A irmã de Amadeu, enxugou as lágrimas que ainda escorriam pelos olhos cada vez mais esverdeados, semelhantes as tonalidades das esmeraldas. Voltando a face para Márcio, em silêncio agradeceu profundamente o fato dele estar ali com ela, sem julgar, sem sentenciá-la, a achando uma grã-fina cheia de grana e em plena crise existencial.

“- Onde está Amadeu?”, lhe perguntou o repórter.

– Deixei ele em casa dormindo. Me disse que estava com dor de cabeça. Então aproveitei para dar um remédio e depois ofereci suco maracujá e um chá. Enquanto tomava, conversamos sobre todas as coisas e sobre nada. É impressionante como tem momentos de lucidez para logo depois desligar-se completamente do mundo. Bastou eu deixá-lo uns cinco minutos que dormia feito uma criança no sofá.

– Então você precisa voltar. Se ele acordar e você não estiver lá, vai ser aquele deus nos acuda.

– Não se preocupe o remédio que eu lhe dei é uma espécie de sonífero. Deve fazê-lo dormir por um bom tempo. Antes de sair de casa, o coloquei na cama e vai permanecer assim pelo resto da tarde.

Assim que a arquiteta terminou de falar, o jornalista fez menção de deixar o veículo, mas foi impedido por Angélica que pediu para que ficasse. Márcio olhou-a, dizendo:

– Como ficar? A destrambelhada da sua mãe, feito criança mimada, acaba de me deixar no olho da rua, sem nada, tapando o cu com a mão. Impossível ficar aqui nessa cidade, sendo acossado pela sua família.

– O apartamento é meu e vou reverter essa situação, inclusive devolvendo seus móveis ao local de origem. Mas agora preciso que não vá. Fique e me dê um tempo para arrumar tudo isso. Tenho que ter a cabeça no lugar para processar tudo isso. Preciso de alguém com um pouco de serenidade, como a que tem me demonstrado nesses últimos dias.
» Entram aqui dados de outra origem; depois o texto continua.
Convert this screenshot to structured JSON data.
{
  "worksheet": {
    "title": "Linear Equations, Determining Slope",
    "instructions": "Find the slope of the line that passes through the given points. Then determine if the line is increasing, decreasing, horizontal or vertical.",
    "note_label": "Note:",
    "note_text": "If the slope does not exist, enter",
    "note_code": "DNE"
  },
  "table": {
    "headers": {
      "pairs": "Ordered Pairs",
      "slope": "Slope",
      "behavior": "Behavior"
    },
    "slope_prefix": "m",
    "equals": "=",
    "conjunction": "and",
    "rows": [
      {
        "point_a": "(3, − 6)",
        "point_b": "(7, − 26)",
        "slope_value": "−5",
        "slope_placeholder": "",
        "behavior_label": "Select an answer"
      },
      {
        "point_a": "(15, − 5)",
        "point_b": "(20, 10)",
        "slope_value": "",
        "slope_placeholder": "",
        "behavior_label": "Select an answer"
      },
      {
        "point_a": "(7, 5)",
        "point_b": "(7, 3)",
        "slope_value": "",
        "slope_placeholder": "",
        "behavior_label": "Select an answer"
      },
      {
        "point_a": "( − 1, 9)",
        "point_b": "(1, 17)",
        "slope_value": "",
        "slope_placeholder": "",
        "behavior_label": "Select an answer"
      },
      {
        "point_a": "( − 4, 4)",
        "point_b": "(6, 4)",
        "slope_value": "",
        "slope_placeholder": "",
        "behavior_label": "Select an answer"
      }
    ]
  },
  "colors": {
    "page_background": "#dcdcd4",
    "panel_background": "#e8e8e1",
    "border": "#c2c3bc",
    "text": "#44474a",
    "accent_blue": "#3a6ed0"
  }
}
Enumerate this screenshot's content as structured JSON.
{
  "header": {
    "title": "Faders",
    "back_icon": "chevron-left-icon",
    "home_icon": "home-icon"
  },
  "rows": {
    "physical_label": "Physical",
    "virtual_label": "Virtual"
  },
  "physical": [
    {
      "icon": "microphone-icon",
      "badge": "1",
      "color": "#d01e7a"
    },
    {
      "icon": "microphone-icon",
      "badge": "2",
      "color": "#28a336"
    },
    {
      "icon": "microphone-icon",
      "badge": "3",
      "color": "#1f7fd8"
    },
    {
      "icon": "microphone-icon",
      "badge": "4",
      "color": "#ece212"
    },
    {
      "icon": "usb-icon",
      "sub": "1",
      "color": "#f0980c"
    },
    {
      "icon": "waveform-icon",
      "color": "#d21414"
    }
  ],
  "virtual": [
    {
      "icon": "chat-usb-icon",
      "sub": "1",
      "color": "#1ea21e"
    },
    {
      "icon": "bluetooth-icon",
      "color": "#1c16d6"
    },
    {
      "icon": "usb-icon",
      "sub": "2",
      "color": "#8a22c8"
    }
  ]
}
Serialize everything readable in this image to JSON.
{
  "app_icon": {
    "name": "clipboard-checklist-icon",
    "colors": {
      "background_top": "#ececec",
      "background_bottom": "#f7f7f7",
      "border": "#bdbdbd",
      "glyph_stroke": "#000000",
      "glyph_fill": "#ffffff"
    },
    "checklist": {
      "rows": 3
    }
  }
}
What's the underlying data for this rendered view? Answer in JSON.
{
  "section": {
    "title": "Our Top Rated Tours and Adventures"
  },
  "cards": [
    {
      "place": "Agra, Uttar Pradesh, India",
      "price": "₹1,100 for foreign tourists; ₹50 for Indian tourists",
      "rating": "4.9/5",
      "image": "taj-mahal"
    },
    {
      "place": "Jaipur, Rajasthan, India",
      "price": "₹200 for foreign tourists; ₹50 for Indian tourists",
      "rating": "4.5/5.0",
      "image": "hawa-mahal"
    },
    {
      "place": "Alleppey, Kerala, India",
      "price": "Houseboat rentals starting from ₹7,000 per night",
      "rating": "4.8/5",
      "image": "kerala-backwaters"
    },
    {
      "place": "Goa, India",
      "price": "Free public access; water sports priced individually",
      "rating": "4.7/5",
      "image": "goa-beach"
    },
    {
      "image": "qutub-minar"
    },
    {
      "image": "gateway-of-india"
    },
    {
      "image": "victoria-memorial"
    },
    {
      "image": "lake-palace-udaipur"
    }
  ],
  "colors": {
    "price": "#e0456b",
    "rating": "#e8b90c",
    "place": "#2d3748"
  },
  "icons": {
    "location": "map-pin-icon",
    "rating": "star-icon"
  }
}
– Mas como fico até lá? Nem roupa eu tenho e já estou começando a me sentir um verdadeiro porco. Se demorar muito, daqui a pouco os mosquitos começam a fazer morada no meu corpo e quererem me presentear para algumas aranhas. Estarei fedendo em vida. E eu não quero isso para a minha pessoa.

A arquiteta, sem dizer nada a Márcio, colocou o carro em movimento, justamente para ele não ameaçar deixar o automóvel quando ouvisse a proposta dela.

– Vamos a uma loja. Compraremos umas roupas e sapatos para você, meu amigo. Está na hora de jogar fora essas camisas sebosas. Elas são oriundas de um passado que você luta para esquecer, mas toda vez que abre o seu guarda-roupa, lá estão as peças a lhe dizer o contrário.

“- Nem, pensar dona Angélica. Não vou a loja nenhuma com a senhora”, afirmou sem muita convicção, pois sabia que não tinha outro remédio, mas falou assim mesmo para delimitar o território.

– Não tem mais isso e nem menos aquilo. Vamos e pronto. Está decidido!

A arquiteta pegou o celular. Parou novamente o automóvel. Ligou para uma pessoa dizendo que entraria pelos fundos. Era preciso deixar umas roupas e sapatos no provador. Olhando para Márcio lhe perguntou às medidas.

– Não sei. As roupas que eu tenho foi minha mãe quem comprou. Então, não me pergunte as medidas.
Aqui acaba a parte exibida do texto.